I am having trouble while trying to understand the concept of semi-join and how it is different from conventional join. I have tried some article already but not satisfied w
As I understand, a semi join is a left join or right join:
What's the difference between INNER JOIN, LEFT JOIN, RIGHT JOIN and FULL JOIN?
So the difference between a left (semi) join and a "conventional" join is that you only retrieve the data of the left table (where you have a match on your join condition). Whereas with a full (outer) join (I think thats what you mean by conventional join), you retrieve the data of both tables where your condition matches.
Simple example. Let's select students with grades using left outer join:
SELECT DISTINCT s.id
FROM students s
LEFT JOIN grades g ON g.student_id = s.id
WHERE g.student_id IS NOT NULL
Now the same with left semi-join:
SELECT s.id
FROM students s
WHERE EXISTS (SELECT 1 FROM grades g
WHERE g.student_id = s.id)
The latter is much more efficient.
As far as I know SQL dialects that support SEMIJOIN/ANTISEMI
are U-SQL/Cloudera Impala.
SEMIJOIN:
Semijoins are U-SQL’s way filter a rowset based on the inclusion of its rows in another rowset. Other SQL dialects express this with the SELECT * FROM A WHERE A.key IN (SELECT B.key FROM B) pattern.

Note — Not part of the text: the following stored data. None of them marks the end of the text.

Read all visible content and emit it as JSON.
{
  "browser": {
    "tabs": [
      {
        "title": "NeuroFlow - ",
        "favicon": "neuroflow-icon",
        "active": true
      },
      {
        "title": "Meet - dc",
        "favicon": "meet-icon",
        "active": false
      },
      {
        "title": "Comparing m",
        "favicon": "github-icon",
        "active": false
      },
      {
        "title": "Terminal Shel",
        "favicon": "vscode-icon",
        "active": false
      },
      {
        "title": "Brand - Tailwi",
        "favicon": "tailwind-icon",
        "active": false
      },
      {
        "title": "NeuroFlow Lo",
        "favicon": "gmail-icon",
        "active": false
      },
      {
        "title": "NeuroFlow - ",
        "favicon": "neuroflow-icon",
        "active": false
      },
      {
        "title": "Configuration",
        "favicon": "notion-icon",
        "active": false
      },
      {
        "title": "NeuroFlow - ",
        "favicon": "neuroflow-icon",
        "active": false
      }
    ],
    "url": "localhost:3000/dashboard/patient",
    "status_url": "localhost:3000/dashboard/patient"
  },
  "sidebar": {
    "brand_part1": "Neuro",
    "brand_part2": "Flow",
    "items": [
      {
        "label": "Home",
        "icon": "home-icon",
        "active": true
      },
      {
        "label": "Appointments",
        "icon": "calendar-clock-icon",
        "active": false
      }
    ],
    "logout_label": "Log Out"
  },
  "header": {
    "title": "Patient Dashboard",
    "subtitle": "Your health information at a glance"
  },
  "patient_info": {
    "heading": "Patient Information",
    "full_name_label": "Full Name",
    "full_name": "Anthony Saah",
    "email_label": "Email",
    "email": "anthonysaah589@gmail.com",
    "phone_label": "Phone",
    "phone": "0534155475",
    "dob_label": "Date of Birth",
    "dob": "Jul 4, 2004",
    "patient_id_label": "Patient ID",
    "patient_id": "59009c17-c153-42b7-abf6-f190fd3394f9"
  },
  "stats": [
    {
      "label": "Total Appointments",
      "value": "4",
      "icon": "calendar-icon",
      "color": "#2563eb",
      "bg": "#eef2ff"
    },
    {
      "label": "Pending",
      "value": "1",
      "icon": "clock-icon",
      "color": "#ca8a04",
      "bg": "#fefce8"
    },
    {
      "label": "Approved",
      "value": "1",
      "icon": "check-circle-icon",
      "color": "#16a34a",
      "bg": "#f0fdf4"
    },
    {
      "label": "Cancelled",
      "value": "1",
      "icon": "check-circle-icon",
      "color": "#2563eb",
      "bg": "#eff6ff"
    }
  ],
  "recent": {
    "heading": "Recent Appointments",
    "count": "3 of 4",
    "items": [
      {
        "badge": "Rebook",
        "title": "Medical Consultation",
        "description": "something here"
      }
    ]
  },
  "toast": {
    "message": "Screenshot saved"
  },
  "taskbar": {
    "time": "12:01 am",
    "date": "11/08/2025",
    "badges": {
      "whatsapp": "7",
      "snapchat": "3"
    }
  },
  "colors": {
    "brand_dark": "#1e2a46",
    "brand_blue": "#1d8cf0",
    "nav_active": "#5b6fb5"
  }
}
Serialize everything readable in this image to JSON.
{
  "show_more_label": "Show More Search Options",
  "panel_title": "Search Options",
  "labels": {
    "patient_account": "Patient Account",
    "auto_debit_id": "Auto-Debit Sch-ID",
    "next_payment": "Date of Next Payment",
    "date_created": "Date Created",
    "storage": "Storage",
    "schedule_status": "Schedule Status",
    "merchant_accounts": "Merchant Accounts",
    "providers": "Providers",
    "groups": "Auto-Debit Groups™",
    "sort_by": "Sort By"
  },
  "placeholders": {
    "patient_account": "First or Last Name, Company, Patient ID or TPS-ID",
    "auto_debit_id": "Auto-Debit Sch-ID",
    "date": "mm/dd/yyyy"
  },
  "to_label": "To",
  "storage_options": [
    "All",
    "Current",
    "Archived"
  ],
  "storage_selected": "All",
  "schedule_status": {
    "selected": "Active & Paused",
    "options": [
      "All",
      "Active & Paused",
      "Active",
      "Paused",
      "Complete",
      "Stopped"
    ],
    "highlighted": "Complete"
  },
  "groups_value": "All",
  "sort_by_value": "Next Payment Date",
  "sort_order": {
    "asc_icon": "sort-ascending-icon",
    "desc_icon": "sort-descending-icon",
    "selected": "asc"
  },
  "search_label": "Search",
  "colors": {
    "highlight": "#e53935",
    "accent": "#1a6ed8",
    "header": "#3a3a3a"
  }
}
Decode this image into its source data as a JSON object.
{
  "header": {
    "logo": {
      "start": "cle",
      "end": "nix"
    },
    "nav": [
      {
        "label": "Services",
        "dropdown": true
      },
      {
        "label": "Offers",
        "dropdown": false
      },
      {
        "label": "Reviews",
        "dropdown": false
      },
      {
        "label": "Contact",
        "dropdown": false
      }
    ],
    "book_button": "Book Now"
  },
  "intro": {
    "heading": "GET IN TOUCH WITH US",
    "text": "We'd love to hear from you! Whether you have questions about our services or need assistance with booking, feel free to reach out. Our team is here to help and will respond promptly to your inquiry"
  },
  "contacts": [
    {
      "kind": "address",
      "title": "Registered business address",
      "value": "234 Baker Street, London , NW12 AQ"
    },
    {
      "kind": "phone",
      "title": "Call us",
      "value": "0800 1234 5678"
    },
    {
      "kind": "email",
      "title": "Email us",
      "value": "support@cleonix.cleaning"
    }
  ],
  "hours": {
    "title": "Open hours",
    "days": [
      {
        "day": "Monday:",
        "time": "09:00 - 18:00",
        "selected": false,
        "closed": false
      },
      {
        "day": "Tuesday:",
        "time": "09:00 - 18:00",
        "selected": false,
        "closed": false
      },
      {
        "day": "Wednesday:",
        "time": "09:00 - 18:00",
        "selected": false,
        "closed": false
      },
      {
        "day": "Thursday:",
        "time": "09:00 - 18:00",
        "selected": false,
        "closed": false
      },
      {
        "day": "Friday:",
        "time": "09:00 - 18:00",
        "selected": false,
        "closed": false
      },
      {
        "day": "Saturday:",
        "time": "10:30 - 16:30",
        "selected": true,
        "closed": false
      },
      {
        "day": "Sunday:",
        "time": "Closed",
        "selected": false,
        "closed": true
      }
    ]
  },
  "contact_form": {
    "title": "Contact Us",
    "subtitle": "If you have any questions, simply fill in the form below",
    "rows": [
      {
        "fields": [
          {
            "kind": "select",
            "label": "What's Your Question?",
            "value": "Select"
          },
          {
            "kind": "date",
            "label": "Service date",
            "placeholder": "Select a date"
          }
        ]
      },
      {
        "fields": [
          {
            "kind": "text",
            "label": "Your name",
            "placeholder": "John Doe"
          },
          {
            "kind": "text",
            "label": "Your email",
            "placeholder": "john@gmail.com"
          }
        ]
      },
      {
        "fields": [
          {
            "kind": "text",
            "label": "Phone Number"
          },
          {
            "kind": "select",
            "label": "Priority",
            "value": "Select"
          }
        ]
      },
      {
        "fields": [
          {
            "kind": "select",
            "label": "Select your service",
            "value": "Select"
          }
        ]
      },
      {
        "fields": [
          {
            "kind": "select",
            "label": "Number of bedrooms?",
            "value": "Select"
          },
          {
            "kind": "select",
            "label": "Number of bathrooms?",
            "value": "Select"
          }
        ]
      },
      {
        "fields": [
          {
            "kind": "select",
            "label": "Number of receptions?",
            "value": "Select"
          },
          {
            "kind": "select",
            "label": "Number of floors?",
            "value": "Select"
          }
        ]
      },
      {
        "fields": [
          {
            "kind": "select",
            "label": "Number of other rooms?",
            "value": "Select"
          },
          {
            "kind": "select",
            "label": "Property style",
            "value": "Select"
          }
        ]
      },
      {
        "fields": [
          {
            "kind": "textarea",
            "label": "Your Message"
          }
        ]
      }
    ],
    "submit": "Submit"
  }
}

More info Semi Join and Anti Join Should Have Their Own Syntax in SQL:
“Semi” means that we don’t really join the right hand side, we only check if a join would yield results for any given tuple.
-- IN
SELECT *
FROM Employee
WHERE DeptName IN (
SELECT DeptName
FROM Dept
)
-- EXISTS
SELECT *
FROM Employee
WHERE EXISTS (
SELECT 1
FROM Dept
WHERE Employee.DeptName = Dept.DeptName
)
EDIT:
Another dialect that supports SEMI/ANTISEMI join is KQL:
kind=leftsemi (or kind=rightsemi)
Returns all the records from the left side that have matches from the right. The result table contains columns from the left side only.
let t1 = datatable(key:long, value:string)
[1, "a",
2, "b",
3, "c"];
let t2 = datatable(key:long)
[1,3];
t1 | join kind=leftsemi (t2) on key
demo
Output:
key value
1 a
3 c